September 13, 2011

Crowell's first start at hand



News that he would be starting the first game of his collegiate career Saturday against Coastal Carolina barely seemed to register with freshman running back Isaiah Crowell.

"It's not really a big deal to me," Crowell shrugged after practice Tuesday. "It's just another game. I'm going to go out and try to help my team win."

Word that he was set to start ahead of junior Richard Samuel broke earlier in the day when head coach Mark Richt made the announcement during his weekly press conference.

The decision certainly comes as no surprise.

After rushing for 60 yards in the opener against Boise State, Crowell enjoyed the breakout game Bulldog fans had been expecting when he scampered for 118 yards on 16 carries and scored his first two touchdowns in Georgia's 45-42 loss to South Carolina.

"I think he's done pretty well. I think he's learned a lot. It's just so hard to explain to a guy what it's going to be like until they just start doing it. Now he's been in the Georgia Dome and had that experience and had a Southeastern Conference experience in a game that he could tell that one play can make the difference," Richt said. "I think he understands a lot more about what it takes, and I think he's even more motivated to work even harder in practice and to make sure he takes care of every little detail. Not to say that he wasn't, but he's a freshman, and until you play in an SEC game like that you don't get it fully. I saw more urgency on his part even in yesterday's practice. He seems excited about what the future holds. Right now we do have him slated as the starter for this week."

But although he may be excited inward, outside he's not letting his feelings show.

He's certainly not going to get the big-head. His mother Debbie Crowell wouldn't have it any other way.

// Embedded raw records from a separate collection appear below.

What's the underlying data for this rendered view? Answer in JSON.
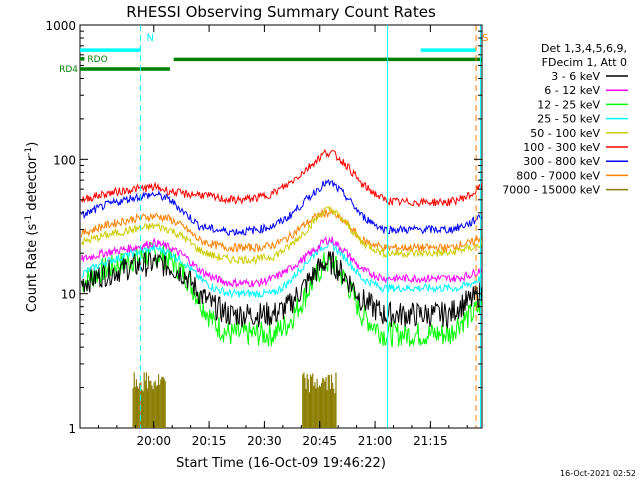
{
  "chart_data": {
    "type": "line",
    "title": "RHESSI Observing Summary Count Rates",
    "xlabel": "Start Time (16-Oct-09 19:46:22)",
    "ylabel_main": "Count Rate (s",
    "ylabel_sup1": "-1",
    "ylabel_mid": " detector",
    "ylabel_sup2": "-1",
    "ylabel_end": ")",
    "yscale": "log",
    "xlim_minutes": [
      -6.4,
      102.6
    ],
    "ylim": [
      1,
      1000
    ],
    "x_ticks": [
      {
        "label": "20:00",
        "minutes": 13.6
      },
      {
        "label": "20:15",
        "minutes": 28.6
      },
      {
        "label": "20:30",
        "minutes": 43.6
      },
      {
        "label": "20:45",
        "minutes": 58.6
      },
      {
        "label": "21:00",
        "minutes": 73.6
      },
      {
        "label": "21:15",
        "minutes": 88.6
      }
    ],
    "y_ticks": [
      {
        "label": "1",
        "value": 1
      },
      {
        "label": "10",
        "value": 10
      },
      {
        "label": "100",
        "value": 100
      },
      {
        "label": "1000",
        "value": 1000
      }
    ],
    "legend_header": [
      "Det 1,3,4,5,6,9,",
      "FDecim 1, Att 0"
    ],
    "legend_entries": [
      {
        "label": "3 - 6 keV",
        "color": "#000000"
      },
      {
        "label": "6 - 12 keV",
        "color": "#ff00ff"
      },
      {
        "label": "12 - 25 keV",
        "color": "#00ff00"
      },
      {
        "label": "25 - 50 keV",
        "color": "#00ffff"
      },
      {
        "label": "50 - 100 keV",
        "color": "#cccc00"
      },
      {
        "label": "100 - 300 keV",
        "color": "#ff0000"
      },
      {
        "label": "300 - 800 keV",
        "color": "#0000ff"
      },
      {
        "label": "800 - 7000 keV",
        "color": "#ff8000"
      },
      {
        "label": "7000 - 15000 keV",
        "color": "#8b7d00"
      }
    ],
    "series": [
      {
        "name": "3 - 6 keV",
        "color": "#000000",
        "x": [
          -6,
          0,
          8,
          14,
          18,
          22,
          26,
          30,
          34,
          38,
          42,
          46,
          50,
          54,
          58,
          60,
          62,
          66,
          70,
          76,
          80,
          86,
          90,
          94,
          96,
          100,
          102
        ],
        "y": [
          12,
          14,
          16,
          17,
          16,
          14,
          10,
          8,
          7,
          7,
          7,
          7,
          8,
          11,
          15,
          17,
          17,
          13,
          9,
          7,
          7,
          7,
          7,
          7,
          8,
          9,
          10
        ]
      },
      {
        "name": "6 - 12 keV",
        "color": "#ff00ff",
        "x": [
          -6,
          0,
          8,
          14,
          18,
          22,
          26,
          30,
          34,
          38,
          42,
          46,
          50,
          54,
          58,
          60,
          62,
          66,
          70,
          76,
          80,
          86,
          90,
          94,
          96,
          100,
          102
        ],
        "y": [
          18,
          20,
          22,
          24,
          22,
          19,
          15,
          13,
          12,
          12,
          12,
          13,
          15,
          18,
          22,
          25,
          25,
          20,
          15,
          13,
          13,
          13,
          13,
          13,
          13,
          14,
          15
        ]
      },
      {
        "name": "12 - 25 keV",
        "color": "#00ff00",
        "x": [
          -6,
          0,
          8,
          14,
          18,
          22,
          26,
          30,
          34,
          38,
          42,
          46,
          50,
          54,
          58,
          60,
          62,
          66,
          70,
          76,
          80,
          86,
          90,
          94,
          96,
          100,
          102
        ],
        "y": [
          12,
          15,
          18,
          20,
          18,
          14,
          9,
          6,
          5,
          5,
          5,
          5,
          6,
          9,
          14,
          17,
          17,
          12,
          7,
          5,
          5,
          5,
          5,
          5,
          6,
          7,
          8
        ]
      },
      {
        "name": "25 - 50 keV",
        "color": "#00ffff",
        "x": [
          -6,
          0,
          8,
          14,
          18,
          22,
          26,
          30,
          34,
          38,
          42,
          46,
          50,
          54,
          58,
          60,
          62,
          66,
          70,
          76,
          80,
          86,
          90,
          94,
          96,
          100,
          102
        ],
        "y": [
          14,
          17,
          20,
          22,
          20,
          17,
          13,
          11,
          10,
          10,
          10,
          10,
          12,
          16,
          21,
          23,
          23,
          18,
          13,
          11,
          11,
          11,
          11,
          11,
          11,
          12,
          13
        ]
      },
      {
        "name": "50 - 100 keV",
        "color": "#cccc00",
        "x": [
          -6,
          0,
          8,
          14,
          18,
          22,
          26,
          30,
          34,
          38,
          42,
          46,
          50,
          54,
          58,
          60,
          62,
          66,
          70,
          76,
          80,
          86,
          90,
          94,
          96,
          100,
          102
        ],
        "y": [
          24,
          27,
          30,
          32,
          30,
          26,
          21,
          19,
          18,
          18,
          18,
          19,
          22,
          28,
          37,
          42,
          42,
          33,
          24,
          20,
          20,
          20,
          20,
          20,
          21,
          22,
          23
        ]
      },
      {
        "name": "100 - 300 keV",
        "color": "#ff0000",
        "x": [
          -6,
          0,
          8,
          14,
          18,
          22,
          26,
          30,
          34,
          38,
          42,
          46,
          50,
          54,
          58,
          60,
          62,
          66,
          70,
          76,
          80,
          86,
          90,
          94,
          96,
          100,
          102
        ],
        "y": [
          50,
          55,
          60,
          62,
          58,
          55,
          55,
          52,
          50,
          50,
          52,
          56,
          65,
          80,
          100,
          112,
          112,
          90,
          65,
          50,
          48,
          48,
          48,
          48,
          50,
          55,
          62
        ]
      },
      {
        "name": "300 - 800 keV",
        "color": "#0000ff",
        "x": [
          -6,
          0,
          8,
          14,
          18,
          22,
          26,
          30,
          34,
          38,
          42,
          46,
          50,
          54,
          58,
          60,
          62,
          66,
          70,
          76,
          80,
          86,
          90,
          94,
          96,
          100,
          102
        ],
        "y": [
          38,
          45,
          52,
          55,
          50,
          40,
          32,
          30,
          29,
          29,
          30,
          32,
          37,
          47,
          60,
          66,
          66,
          52,
          38,
          30,
          30,
          30,
          30,
          30,
          31,
          34,
          38
        ]
      },
      {
        "name": "800 - 7000 keV",
        "color": "#ff8000",
        "x": [
          -6,
          0,
          8,
          14,
          18,
          22,
          26,
          30,
          34,
          38,
          42,
          46,
          50,
          54,
          58,
          60,
          62,
          66,
          70,
          76,
          80,
          86,
          90,
          94,
          96,
          100,
          102
        ],
        "y": [
          28,
          32,
          36,
          38,
          36,
          31,
          25,
          23,
          22,
          22,
          22,
          23,
          26,
          32,
          38,
          40,
          40,
          33,
          25,
          22,
          22,
          22,
          22,
          22,
          23,
          24,
          26
        ]
      }
    ],
    "bursts": [
      {
        "name": "7000 - 15000 keV",
        "color": "#8b7d00",
        "x_range": [
          8,
          17
        ],
        "peak": 2.6
      },
      {
        "name": "7000 - 15000 keV",
        "color": "#8b7d00",
        "x_range": [
          54,
          63
        ],
        "peak": 2.6
      }
    ],
    "flag_bars": [
      {
        "label": "",
        "color": "#00ffff",
        "level": 650,
        "x_start": -6.4,
        "x_end": 10
      },
      {
        "label": "RDO",
        "color": "#008000",
        "level": 560,
        "x_start": -6.4,
        "x_end": -5.2
      },
      {
        "label": "",
        "color": "#008000",
        "level": 555,
        "x_start": 19,
        "x_end": 102.6
      },
      {
        "label": "RD4",
        "color": "#008000",
        "level": 470,
        "x_start": -6.4,
        "x_end": 18
      },
      {
        "label": "",
        "color": "#00ffff",
        "level": 650,
        "x_start": 86,
        "x_end": 101
      }
    ],
    "vertical_markers": [
      {
        "label": "N",
        "color": "#00ffff",
        "minutes": 10,
        "style": "dashed"
      },
      {
        "label": "",
        "color": "#00ffff",
        "minutes": 77,
        "style": "solid"
      },
      {
        "label": "S",
        "color": "#ff8000",
        "minutes": 101,
        "style": "dashed"
      },
      {
        "label": "",
        "color": "#00ffff",
        "minutes": 102.2,
        "style": "solid"
      }
    ],
    "legend_position": "right"
  },
  "footer": {
    "timestamp": "16-Oct-2021 02:52"
  }
}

"My mom tells me to act like I've done it before," he said. "I don't think it's a big deal. All I do is play football."

Offensive coordinator Mike Bobo said Crowell has gotten better every week since the start of preseason camp.

"He got better every time we had a scrimmage, and like I said before the first game, I feel he's going to be a very special player for us," Bobo said. "If he stays healthy and works hard and that's continued every week. You see a guy that's continued to progress and see a guy who has bought into the way Coach Richt wants things done."

Crowell said he's still got plenty of lessons to learn.

There's the fumble he had against South Carolina to set up a Gamecock touchdown. But despite the miscue Crowell said he hasn't let the mistake bother him.

He also said he's learning to play with pain.

As a high school phenom, Crowell didn't take too many shot like the one in the second quarter against South Carolina that resulted in sore ribs and shortness of breath he said kept him from going more than two consecutive plays the rest of the first half.

"I think I did well. I still need to work on my wind, if I get more carries. The fumble - I've got to work on my packet. It happens," said Crowell, who wasn't sure at what point in the second quarter he took the hit that made it tough for him to get his breath.

By the second half, Crowell said there were no problems and won't be any in Saturday's game against Coastal Carolina.

"I just played through it," he said. "I'll be all right."